1. Field of the Invention
This invention relates generally to nuclear reactors and more particularly to nuclear reactor safety and the elimination of health hazards.
2. Description of the Prior Art
A nuclear reactor is designed and operated for the purpose of initiating and maintaining a nuclear fission chain reaction in a fissile material for the generation of heat for power purposes. In the type of nuclear reactor described herein, fissile materials such as plutonium-239 and uranium-238, are contained within fuel rods or elements. A plurality of fuel elements comprise a nuclear core which is structurally supported within a hermetically sealed pressure vessel. A reactor coolant, such as liquid sodium, is circulated into the pressure vessel and through the nuclear core where the heat generated by nuclear fission is transferred from the fuel elements to the reactor coolant. The heated reactor coolant exits from the pressure vessel and flows to a heat exchanger where the heat previously acquired is transferred to another flow system coupled in sealing arrangement with the heat exchanger. The cooled liquid sodium exits from the heat exchanger and flows to a pump which again circulates the reactor coolant into the pressure vessel, repeating the described flow cycle. The system comprising the nuclear core, pressure vessel, heat exchanger, circulating pump, and the connecting piping is commonly referred to as the primary system.
The heat transferred from the reactor coolant on flowing through the heat exchanger is eventually transformed into steam which is converted into electrical energy by means of a conventional steam generator, steam turbines, and electrical generator apparatus. This system, by which the heat is converted into electricity, is known as the secondary system.
During operation of the nuclear reactor, fission gas and solids are produced by fission of the fissile nuclear fuel. These fission products generally contain radioactive nuclides including iodine-131 and iodine-125. Should these radioactive nuclides be released to the reactor coolant in the primary system, a biological hazard and a reactor safety problem may exist.

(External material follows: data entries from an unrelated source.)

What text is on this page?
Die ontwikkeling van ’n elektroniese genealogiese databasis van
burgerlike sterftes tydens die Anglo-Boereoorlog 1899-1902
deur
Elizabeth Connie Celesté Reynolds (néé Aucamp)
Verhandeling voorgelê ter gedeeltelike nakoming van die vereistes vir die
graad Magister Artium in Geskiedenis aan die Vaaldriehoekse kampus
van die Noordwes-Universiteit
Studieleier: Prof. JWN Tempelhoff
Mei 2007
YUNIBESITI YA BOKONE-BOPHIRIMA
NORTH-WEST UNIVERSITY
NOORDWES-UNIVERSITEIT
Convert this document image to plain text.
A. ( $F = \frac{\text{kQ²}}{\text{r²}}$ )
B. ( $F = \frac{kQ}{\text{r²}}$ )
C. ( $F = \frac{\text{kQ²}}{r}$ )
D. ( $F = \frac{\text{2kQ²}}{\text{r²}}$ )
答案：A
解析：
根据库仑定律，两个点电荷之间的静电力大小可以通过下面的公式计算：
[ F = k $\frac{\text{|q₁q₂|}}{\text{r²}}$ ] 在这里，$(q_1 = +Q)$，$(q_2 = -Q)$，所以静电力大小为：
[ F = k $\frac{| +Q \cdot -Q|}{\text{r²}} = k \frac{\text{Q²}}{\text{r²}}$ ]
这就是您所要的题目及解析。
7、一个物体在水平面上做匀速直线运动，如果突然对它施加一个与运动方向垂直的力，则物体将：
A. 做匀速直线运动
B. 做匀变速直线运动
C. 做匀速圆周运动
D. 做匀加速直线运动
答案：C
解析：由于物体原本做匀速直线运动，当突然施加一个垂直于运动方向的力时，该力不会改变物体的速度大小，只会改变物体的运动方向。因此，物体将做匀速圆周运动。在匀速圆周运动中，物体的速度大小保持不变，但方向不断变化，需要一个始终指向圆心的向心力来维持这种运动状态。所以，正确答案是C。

The health and safety problem is caused mainly by deposition of the radioactive iodine onto all surfaces in the primary system with which the contaminated reactor coolant comes in contact and subsequent exposure of personnel to the contaminated surfaces. This includes the surfaces of such apparatus as the reactor pressure vessel, the pressure vessel closure head, main coolant circulating pumps, heat exchangers, connecting piping, valves and other like apparatus. During normal operation, the health and safety problem does not exist because personnel do not expose themselves to the primary system components contaminated with radioactive iodine. During such operations as reactor refueling, reactor maintenance and primary system repairs, personnel will probably expose themselves to the radioactive components and the health hazard and reactor safety problems can exist.
As stated above, the health and safety problem is initially caused by release of fission products from the fuel elements or rods to the reactor coolant. Although the extent of the release of these fission products depends on the type of fuel rod used in the reactor, some fission product release can occur regardless of the type of fuel rod used. Unvented fuel rods comprising sealed cladding tubes containing fuel pellets are designed to keep the fission products contained within the fuel rod. Unvented fuel rods however have the disadvantage of limited fuel life due to the build-up of fission products which increases as a function of the reactor operation; and, the gas pressure built up within the sealed fuel rods, by the fission gases, places undue design limitations on the fuel cladding. Further, there is the possibility of rupture of one or more cladding tubes during reactor operation which results in releasing fission products to the reactor coolant. Vented fuel rods comprising fuel pellets contained within unsealed cladding tubes eliminates these problems; but, venting of the rods allows the fission products to be released directly to the reactor coolant. Thus, with either type of fuel rod it is possible for the reactor coolant to become contaminated with radioactive iodine-131 and iodine-125.
In the prior art, removal of the radioactive iodine contamination from the reactor coolant has been only partially effective. One reason for this is that iodine removal was accomplished as a by-product during removal of oxygen contamination by a cold trapping technique. Cold trapping is a process which operates by lowering the temperature of a contaminated liquid thereby reducing the solubility of the contaminant in the liquid and then precipitating the contaminant, such as oxygen, out of solution. It has been previously found that this oxygen removal process resulted in removal of approximately 50% of the iodine-131 present in the solution.
Another technique which has been employed to remove radioactive iodine involves adding hydrogen to contaminated sodium and then precipitating sodium hydride out of solution. The precipitated sodium hydride has been shown to contain the radioactive iodine isotopes as an impurity within the precipitant. Although this art does teach the effective removal of radioactive iodine from a reactor coolant, it suffers from the complexity of having to add gaseous hydrogen to a liquid. Another disadvantage of the prior art is the difficulty of determining if all or essentially all of the radioactive iodine isotopes have been removed because of the difficulty of determining the extent of the iodine contamination. Therefore, in the prior art, the biological hazard and the reactor safety problem of iodine contamination of the reactor coolant is not adequately eliminated, a relatively complex solution has been employed, or the degree of certainty of removal of the iodine is inadequate.